Background: I'm just getting started with scikit-learn, and read at the bottom of the page about joblib, versus pickle.

it may be more interesting to use joblib’s replacement of pickle (joblib.dump & joblib.load), which is more efficient on big data, but can only pickle to the disk and not to a string

I read this Q&A on Pickle, Common use-cases for pickle in Python and wonder if the community here can share the differences between joblib and pickle? When should one use one over another?

Answer

ogrisel picture ogrisel · Sep 27, 2012
  • joblib is usually significantly faster on large numpy arrays because it has a special handling for the array buffers of the numpy datastructure. To find about the implementation details you can have a look at the source code.

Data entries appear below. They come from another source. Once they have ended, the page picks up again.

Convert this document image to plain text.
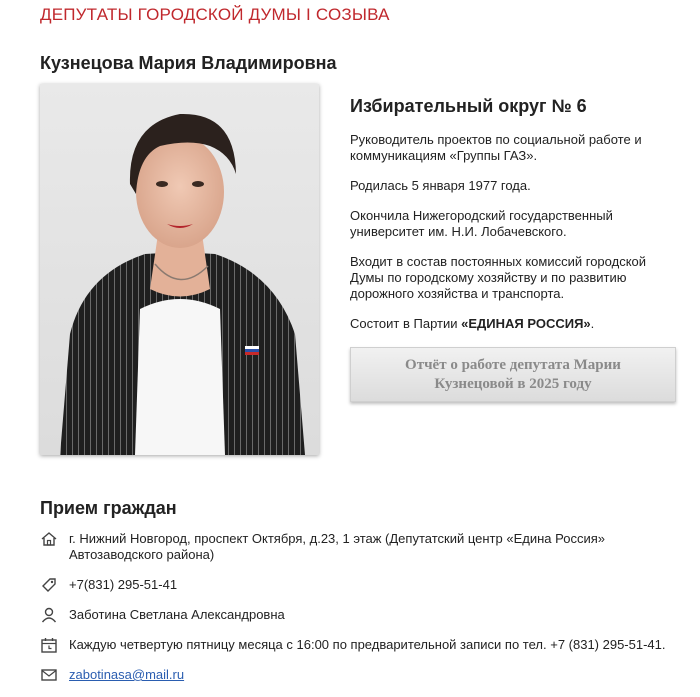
ДЕПУТАТЫ ГОРОДСКОЙ ДУМЫ I СОЗЫВА
Кузнецова Мария Владимировна
Избирательный округ № 6

Руководитель проектов по социальной работе и коммуникациям «Группы ГАЗ».

Родилась 5 января 1977 года.

Окончила Нижегородский государственный университет им. Н.И. Лобачевского.

Входит в состав постоянных комиссий городской Думы по городскому хозяйству и по развитию дорожного хозяйства и транспорта.

Состоит в Партии «ЕДИНАЯ РОССИЯ».

Отчёт о работе депутата Марии Кузнецовой в 2025 году
Прием граждан
г. Нижний Новгород, проспект Октября, д.23, 1 этаж (Депутатский центр «Едина Россия» Автозаводского района)
+7(831) 295-51-41
Заботина Светлана Александровна
Каждую четвертую пятницу месяца с 16:00 по предварительной записи по тел. +7 (831) 295-51-41.
zabotinasa@mail.ru
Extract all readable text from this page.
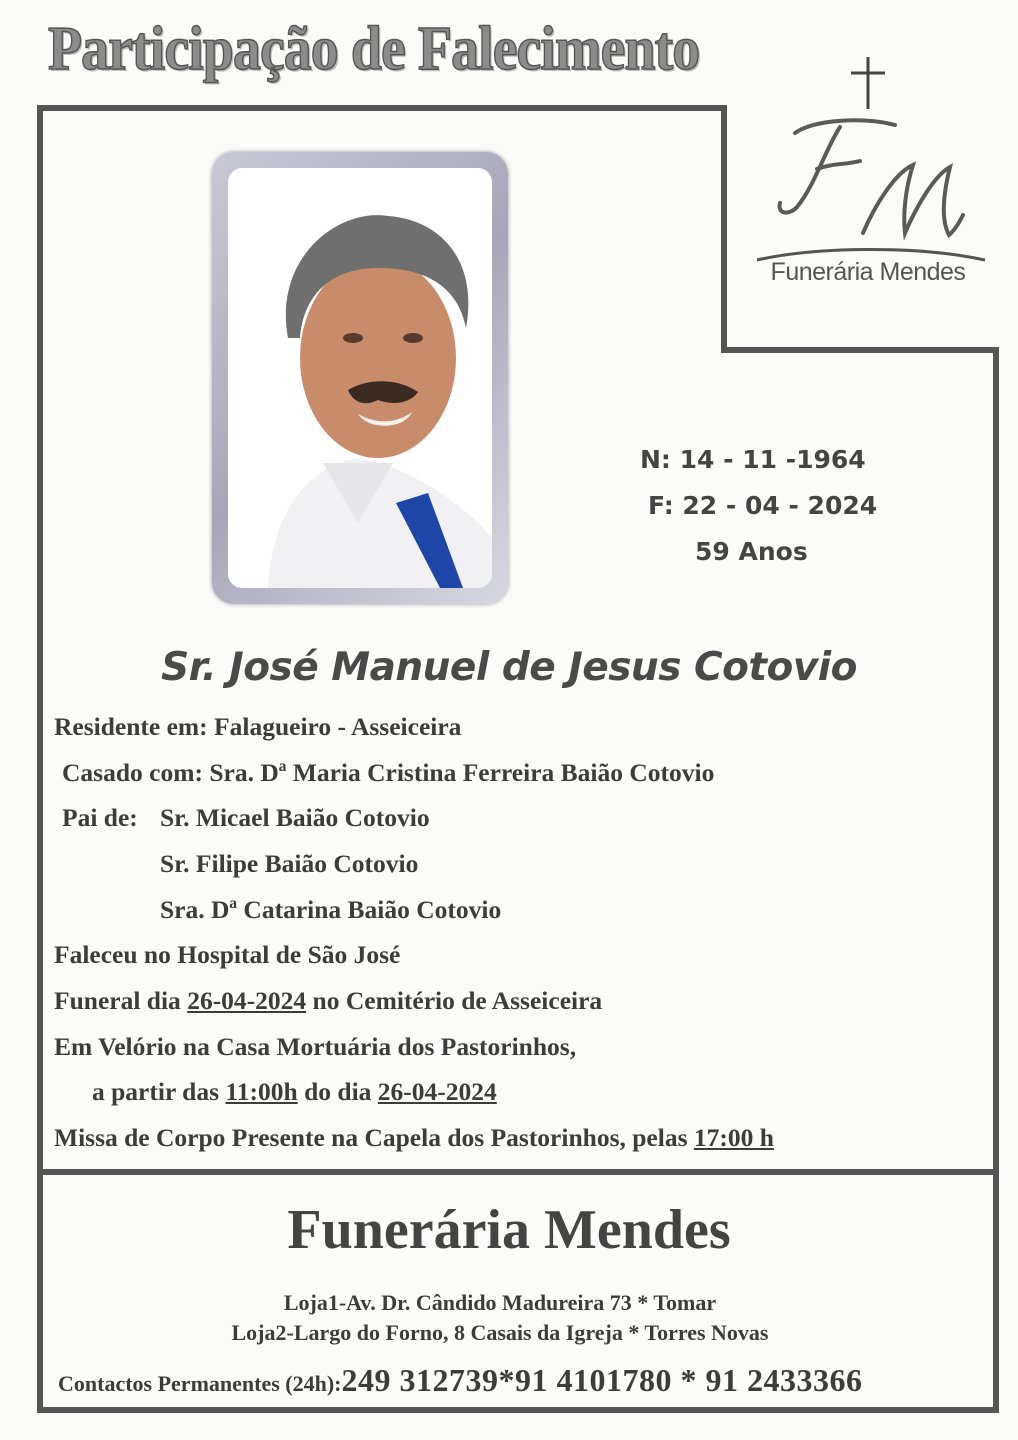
Participação de Falecimento
Funerária Mendes
N: 14 - 11 -1964
F: 22 - 04 - 2024
59 Anos
Sr. José Manuel de Jesus Cotovio
Residente em: Falagueiro - Asseiceira
Casado com: Sra. Dª Maria Cristina Ferreira Baião Cotovio
Pai de: Sr. Micael Baião Cotovio
Sr. Filipe Baião Cotovio
Sra. Dª Catarina Baião Cotovio
Faleceu no Hospital de São José
Funeral dia 26-04-2024 no Cemitério de Asseiceira
Em Velório na Casa Mortuária dos Pastorinhos,
a partir das 11:00h do dia 26-04-2024
Missa de Corpo Presente na Capela dos Pastorinhos, pelas 17:00 h
Funerária Mendes
Loja1-Av. Dr. Cândido Madureira 73 * Tomar
Loja2-Largo do Forno, 8 Casais da Igreja * Torres Novas
Contactos Permanentes (24h):249 312739*91 4101780 * 91 2433366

It can also compress that data on the fly while pickling using zlib or lz4.
  • joblib also makes it possible to memory map the data buffer of an uncompressed joblib-pickled numpy array when loading it which makes it possible to share memory between processes.
  • if you don't pickle large numpy arrays, then regular pickle can be significantly faster, especially on large collections of small python objects (e.g. a large dict of str objects) because the pickle module of the standard library is implemented in C while joblib is pure python.
  • since PEP 574 (Pickle protocol 5) has been merged in Python 3.8, it is now much more efficient (memory-wise and cpu-wise) to pickle large numpy arrays using the standard library. Large arrays in this context means 4GB or more.
  • But joblib can still be useful with Python 3.8 to load objects that have nested numpy arrays in memory mapped mode with mmap_mode="r".